Thursday, October 14, 2010

NOPE, THOSE AREN'T POTATOS

I've been wanting to make this apple butter for a while now but I tend to avoid things if I sense I may be risking failure, especially when it comes to food :( Well, I went apple picking with the intention of using some of the apples for this very purpose and it had already been over a week since we went apple picking so I figured it was time to give this yummy sounding recipe a try.

I chose the title for this post after my kids kept asking me why I had so many potatos in the slow cooker. LOL!



I'm sharing the recipe here because it turned out wonderful with very little effort. Just threw all of the ingredients into the slow cooker and although it said it would be done 10 hours later it was done inv7 hours. (my apples were small, not medium).

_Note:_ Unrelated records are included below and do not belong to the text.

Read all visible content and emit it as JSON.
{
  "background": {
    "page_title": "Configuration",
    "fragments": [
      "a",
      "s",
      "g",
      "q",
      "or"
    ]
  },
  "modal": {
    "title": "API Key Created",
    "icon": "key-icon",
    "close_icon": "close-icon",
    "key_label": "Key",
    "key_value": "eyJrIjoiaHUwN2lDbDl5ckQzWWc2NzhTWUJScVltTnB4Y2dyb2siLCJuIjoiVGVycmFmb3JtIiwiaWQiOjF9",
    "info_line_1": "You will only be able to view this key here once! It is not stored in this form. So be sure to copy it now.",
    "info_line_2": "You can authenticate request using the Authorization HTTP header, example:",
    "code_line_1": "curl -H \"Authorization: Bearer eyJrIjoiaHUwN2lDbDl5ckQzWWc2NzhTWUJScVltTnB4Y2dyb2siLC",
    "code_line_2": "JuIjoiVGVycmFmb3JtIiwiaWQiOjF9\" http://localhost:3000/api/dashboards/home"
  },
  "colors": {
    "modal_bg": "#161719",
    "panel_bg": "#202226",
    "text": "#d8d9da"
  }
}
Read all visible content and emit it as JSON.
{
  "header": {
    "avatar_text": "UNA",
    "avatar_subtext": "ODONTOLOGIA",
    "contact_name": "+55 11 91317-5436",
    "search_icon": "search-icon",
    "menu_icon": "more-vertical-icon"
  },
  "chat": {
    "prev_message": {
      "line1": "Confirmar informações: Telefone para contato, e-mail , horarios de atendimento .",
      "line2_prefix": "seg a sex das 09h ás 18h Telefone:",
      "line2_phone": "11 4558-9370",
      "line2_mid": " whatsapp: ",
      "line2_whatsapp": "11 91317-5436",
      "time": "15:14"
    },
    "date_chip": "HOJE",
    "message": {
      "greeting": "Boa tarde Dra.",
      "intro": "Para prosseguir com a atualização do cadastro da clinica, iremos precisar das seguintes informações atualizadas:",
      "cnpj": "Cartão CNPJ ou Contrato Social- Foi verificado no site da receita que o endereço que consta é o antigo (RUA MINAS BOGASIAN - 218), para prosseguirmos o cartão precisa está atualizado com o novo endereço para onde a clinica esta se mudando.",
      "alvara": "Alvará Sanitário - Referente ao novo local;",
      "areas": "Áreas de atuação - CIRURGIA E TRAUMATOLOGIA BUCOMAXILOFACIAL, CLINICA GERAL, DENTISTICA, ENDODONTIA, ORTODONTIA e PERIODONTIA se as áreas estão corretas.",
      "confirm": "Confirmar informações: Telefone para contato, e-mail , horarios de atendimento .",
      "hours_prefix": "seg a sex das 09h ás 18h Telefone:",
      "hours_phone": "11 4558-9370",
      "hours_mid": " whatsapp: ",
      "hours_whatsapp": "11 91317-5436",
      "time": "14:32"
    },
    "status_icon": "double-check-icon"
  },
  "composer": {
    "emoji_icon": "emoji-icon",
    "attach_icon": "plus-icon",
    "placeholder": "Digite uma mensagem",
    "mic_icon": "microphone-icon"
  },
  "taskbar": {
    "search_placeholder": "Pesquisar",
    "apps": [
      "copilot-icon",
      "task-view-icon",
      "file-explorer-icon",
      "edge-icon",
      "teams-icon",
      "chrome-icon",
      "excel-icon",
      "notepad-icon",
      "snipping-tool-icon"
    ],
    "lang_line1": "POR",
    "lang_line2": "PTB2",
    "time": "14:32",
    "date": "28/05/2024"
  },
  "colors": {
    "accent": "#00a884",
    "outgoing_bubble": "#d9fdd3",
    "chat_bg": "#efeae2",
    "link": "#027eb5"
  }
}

We blend ours with cream cheese and put it on a toasted english muffin in the morning. Yum! Yum! Yum!

12 medium cooking apples
1 1/2 cups packed light or dark brown sugar
1/2 cup apple juice
1 tbsp. ground cinnamon
1 tbsp. lemon juice
1 tsp ground allspice
1 tsp ground nutmeg
1/2 tsp ground cloves

1. Mix all ingredients in 5-6 qt slow cooker
2. Cover and cook on low heat setting 8 - 10 hrs or until apples are very tender (in my case it was 7 hours)
3. Mash apples with potato masher or large fork.
4. Cook uncovered on low heat setting 1-2 hours, stirring occasionally, until mixture is very thick. Cool about 2 hours.
5. Spoon apple butter into container. Cover and store in refrigerator up to 3 weeks.